The next day, we had po-boys at a place that has served po-boys for over 100 years: Parkway Bakery & Tavern. It was excellent, but I still have to say my favorite po-boy is at Borgne by the Superdome. We hit a few bars that afternoon, and in the early evening at the Chartres House, Amy arrived from Lafayette to join our jolly crew. We all went to Red’s Chinese for dinner that night (also excellent) and then ventured back out in the Quarter, including singing new songs at Cat’s Meow and more listening at the Spotted Cat on Frenchmen. Luckily, I’d had a box full of mullet wigs sent to the hotel, so I was ready for an 80s “hair metal” performance if need be. And the need was there.
Saturday, breakfast was at Mother’s Restaurant, and it was amazing.

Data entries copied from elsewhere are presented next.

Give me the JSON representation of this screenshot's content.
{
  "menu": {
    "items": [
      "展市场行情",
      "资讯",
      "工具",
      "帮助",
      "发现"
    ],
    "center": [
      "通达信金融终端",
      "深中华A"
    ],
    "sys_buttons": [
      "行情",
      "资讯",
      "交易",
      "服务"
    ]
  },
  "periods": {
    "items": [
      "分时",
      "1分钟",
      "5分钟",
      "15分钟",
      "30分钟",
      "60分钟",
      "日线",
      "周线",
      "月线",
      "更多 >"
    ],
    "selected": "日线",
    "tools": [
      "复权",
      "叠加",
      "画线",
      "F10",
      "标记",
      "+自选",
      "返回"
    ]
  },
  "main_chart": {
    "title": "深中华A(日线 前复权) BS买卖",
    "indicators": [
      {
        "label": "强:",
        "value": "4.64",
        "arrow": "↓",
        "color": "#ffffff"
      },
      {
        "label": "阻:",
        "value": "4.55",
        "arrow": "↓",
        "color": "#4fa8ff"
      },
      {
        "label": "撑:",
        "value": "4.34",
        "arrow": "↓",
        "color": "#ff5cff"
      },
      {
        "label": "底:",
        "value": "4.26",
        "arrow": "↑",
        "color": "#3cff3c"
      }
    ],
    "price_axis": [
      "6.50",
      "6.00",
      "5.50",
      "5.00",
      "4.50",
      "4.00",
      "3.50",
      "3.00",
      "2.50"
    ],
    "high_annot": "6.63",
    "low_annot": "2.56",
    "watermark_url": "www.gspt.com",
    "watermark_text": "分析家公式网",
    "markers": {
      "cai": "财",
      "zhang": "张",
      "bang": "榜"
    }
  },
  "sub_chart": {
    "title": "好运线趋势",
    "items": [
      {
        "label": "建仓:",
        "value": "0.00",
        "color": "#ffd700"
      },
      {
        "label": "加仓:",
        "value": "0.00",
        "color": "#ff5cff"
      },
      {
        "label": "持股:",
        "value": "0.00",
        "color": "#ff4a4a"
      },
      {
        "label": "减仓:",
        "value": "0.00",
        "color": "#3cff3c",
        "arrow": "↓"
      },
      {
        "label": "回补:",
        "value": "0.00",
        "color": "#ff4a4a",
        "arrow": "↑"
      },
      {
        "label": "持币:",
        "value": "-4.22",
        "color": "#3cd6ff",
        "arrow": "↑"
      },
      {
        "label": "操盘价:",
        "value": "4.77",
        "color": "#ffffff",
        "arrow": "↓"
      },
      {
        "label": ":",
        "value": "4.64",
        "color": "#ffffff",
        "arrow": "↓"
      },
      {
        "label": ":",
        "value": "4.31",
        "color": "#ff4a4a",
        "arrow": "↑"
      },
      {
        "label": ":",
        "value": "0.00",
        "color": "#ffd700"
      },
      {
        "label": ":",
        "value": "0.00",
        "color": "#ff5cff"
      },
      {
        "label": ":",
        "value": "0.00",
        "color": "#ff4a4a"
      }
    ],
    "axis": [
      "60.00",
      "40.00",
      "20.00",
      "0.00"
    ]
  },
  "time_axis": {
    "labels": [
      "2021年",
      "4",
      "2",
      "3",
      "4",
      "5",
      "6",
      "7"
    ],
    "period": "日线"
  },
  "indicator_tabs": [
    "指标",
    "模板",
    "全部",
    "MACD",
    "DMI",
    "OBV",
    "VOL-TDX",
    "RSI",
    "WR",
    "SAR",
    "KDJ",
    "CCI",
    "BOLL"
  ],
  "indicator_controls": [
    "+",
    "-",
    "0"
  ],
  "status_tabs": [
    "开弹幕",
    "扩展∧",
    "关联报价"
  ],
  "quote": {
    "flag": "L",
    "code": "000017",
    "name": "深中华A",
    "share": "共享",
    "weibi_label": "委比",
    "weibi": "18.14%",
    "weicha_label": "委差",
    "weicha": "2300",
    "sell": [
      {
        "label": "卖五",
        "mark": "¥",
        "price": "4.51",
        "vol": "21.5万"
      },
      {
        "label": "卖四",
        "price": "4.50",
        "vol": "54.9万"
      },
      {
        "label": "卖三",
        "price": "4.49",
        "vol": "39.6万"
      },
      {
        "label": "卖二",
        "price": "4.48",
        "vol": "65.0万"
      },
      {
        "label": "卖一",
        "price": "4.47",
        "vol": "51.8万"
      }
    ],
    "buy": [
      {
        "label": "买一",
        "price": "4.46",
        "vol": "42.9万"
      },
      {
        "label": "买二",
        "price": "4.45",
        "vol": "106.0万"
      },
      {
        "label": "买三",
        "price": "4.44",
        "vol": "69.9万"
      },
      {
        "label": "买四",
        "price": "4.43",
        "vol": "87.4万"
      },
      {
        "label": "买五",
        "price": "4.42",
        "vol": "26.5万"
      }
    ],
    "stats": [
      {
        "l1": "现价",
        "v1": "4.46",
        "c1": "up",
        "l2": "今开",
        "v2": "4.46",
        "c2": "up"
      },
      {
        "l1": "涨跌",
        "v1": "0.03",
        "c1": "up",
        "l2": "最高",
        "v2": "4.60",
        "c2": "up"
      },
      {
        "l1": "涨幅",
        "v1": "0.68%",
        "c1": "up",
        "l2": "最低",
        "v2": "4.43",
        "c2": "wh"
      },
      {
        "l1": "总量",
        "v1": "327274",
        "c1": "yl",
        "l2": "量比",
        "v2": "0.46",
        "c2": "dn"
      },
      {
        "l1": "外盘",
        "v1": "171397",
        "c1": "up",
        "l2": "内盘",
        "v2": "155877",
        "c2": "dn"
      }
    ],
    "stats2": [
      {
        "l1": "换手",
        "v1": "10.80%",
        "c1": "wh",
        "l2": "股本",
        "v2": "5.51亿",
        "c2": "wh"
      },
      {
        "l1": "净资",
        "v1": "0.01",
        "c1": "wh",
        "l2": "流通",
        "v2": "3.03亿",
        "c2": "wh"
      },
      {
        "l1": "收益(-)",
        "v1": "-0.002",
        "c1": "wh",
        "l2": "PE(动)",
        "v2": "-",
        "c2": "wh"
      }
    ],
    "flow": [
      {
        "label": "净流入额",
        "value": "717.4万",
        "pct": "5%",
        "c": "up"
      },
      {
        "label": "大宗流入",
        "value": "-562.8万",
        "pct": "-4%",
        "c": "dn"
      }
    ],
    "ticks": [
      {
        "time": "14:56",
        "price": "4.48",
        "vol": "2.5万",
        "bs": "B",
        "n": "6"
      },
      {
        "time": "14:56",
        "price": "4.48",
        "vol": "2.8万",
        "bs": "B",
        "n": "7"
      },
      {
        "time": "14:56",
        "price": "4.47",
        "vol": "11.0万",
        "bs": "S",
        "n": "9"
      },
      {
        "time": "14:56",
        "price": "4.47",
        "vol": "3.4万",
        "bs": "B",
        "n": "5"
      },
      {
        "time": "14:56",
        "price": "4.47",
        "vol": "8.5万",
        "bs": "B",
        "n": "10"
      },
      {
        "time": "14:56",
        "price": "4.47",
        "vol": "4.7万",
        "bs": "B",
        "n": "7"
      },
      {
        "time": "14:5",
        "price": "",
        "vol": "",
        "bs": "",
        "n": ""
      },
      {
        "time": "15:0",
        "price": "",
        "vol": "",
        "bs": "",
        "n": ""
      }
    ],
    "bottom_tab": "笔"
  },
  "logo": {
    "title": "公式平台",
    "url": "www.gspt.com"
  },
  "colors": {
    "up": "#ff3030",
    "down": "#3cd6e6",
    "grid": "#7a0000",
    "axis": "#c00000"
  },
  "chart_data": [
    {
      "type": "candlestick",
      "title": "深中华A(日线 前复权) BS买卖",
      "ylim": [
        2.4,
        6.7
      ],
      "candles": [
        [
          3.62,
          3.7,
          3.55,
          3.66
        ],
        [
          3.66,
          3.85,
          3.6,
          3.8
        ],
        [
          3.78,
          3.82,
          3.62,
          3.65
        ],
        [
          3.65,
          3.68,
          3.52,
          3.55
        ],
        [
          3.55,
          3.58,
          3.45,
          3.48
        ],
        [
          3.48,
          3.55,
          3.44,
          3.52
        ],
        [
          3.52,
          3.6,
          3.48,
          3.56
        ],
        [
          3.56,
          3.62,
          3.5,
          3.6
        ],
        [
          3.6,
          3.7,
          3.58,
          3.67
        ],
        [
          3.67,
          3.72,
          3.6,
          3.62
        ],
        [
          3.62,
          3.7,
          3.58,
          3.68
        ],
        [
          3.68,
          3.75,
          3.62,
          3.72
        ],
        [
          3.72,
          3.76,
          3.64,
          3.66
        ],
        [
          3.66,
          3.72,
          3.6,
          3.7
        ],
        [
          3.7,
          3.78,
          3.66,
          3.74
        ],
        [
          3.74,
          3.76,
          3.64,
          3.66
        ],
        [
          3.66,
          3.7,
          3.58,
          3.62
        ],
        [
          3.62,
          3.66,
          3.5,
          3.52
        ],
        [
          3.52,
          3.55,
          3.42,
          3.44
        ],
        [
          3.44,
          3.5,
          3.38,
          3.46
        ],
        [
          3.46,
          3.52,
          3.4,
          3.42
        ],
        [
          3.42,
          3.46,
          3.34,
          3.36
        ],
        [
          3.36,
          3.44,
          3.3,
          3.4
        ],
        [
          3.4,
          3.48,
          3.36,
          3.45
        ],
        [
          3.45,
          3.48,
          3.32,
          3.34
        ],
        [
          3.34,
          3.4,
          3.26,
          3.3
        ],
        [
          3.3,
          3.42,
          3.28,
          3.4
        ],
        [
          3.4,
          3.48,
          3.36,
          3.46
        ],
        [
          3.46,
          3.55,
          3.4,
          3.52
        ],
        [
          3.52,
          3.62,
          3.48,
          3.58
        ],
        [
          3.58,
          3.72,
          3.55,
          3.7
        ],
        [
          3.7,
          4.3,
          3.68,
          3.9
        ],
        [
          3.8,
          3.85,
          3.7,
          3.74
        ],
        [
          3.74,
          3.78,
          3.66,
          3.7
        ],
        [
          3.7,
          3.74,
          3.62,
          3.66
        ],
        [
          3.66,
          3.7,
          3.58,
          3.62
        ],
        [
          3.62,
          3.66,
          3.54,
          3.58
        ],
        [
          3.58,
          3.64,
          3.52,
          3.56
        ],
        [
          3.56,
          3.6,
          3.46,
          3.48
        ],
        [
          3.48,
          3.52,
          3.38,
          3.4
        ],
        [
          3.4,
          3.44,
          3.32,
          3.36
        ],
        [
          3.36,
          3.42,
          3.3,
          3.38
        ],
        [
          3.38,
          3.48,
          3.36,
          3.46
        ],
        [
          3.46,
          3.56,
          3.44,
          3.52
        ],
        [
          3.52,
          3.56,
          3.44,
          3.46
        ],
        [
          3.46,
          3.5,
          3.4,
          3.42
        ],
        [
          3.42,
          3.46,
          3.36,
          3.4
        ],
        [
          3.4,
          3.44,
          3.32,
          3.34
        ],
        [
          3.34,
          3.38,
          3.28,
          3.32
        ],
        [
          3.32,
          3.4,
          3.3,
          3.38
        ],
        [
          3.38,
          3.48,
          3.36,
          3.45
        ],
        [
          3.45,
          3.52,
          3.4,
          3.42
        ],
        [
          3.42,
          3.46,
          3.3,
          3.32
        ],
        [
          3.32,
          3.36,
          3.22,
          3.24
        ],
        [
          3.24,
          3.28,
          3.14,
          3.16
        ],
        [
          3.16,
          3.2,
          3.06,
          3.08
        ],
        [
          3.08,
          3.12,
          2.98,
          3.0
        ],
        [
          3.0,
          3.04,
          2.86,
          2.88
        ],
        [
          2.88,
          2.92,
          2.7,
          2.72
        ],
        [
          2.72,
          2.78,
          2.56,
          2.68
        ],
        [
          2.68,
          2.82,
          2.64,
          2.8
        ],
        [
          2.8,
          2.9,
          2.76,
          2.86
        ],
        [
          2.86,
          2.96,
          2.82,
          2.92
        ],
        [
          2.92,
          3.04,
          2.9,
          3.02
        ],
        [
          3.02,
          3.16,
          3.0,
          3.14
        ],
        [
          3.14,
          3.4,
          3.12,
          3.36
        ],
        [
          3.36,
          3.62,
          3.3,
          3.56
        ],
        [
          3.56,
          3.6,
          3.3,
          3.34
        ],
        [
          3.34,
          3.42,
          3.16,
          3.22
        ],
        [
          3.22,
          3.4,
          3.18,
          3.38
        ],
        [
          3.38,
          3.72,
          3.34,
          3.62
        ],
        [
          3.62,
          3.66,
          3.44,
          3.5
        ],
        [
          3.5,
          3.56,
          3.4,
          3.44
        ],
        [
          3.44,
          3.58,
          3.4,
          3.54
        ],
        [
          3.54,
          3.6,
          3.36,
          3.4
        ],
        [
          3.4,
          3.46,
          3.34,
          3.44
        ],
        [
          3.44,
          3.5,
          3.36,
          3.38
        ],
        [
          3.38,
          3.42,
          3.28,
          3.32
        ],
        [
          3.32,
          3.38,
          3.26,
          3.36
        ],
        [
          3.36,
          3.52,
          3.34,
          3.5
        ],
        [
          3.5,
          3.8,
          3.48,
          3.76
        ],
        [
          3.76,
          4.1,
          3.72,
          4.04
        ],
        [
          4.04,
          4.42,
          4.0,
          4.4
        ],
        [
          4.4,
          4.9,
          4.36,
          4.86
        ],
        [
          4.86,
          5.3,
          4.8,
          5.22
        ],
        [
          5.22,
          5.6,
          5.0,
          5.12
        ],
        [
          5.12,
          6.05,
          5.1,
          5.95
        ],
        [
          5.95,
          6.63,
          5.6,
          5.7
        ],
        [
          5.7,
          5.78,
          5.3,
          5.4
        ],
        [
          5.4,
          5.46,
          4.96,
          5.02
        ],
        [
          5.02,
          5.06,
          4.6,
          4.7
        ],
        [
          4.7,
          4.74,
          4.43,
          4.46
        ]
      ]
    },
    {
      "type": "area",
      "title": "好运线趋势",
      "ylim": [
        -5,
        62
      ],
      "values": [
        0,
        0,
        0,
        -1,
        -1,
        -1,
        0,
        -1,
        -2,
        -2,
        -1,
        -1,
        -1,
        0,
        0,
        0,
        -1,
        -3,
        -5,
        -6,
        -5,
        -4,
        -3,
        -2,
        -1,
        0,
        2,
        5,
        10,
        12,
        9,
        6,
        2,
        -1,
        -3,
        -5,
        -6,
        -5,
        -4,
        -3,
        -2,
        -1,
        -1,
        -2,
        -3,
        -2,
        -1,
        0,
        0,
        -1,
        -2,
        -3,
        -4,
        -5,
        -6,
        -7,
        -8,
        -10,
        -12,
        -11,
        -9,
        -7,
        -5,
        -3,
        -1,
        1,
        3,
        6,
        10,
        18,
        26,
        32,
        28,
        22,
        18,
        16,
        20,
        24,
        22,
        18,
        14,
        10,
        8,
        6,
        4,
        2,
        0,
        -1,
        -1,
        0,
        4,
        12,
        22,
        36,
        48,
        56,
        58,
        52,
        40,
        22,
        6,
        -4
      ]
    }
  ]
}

Mike, Amy, and I then spent all day on Magazine near Igor’s, watching the parades and gathering throws before returning to the room to don black tie attire and head for the Superdome for the Endymion Extravaganza, where we joined 20,000 or so friends, a live cover band that was followed by Steven Tyler and Pitbull, open bar, fireworks, lasers, and all of the Endymion floats as they concluded the parade run inside the dome and emptied their bags of all throws from the day. It was expensive, but it was fun enough that I hope we do it again in the future.
And then it was time to fly home and throw more beads into our Mardi Gras tree in the back yard.
I’ve already put next year’s date in my 2017 calendar. I love this celebration, this city, and these people. And I hope there’s never a time in my life that I can’t or won’t make this trip.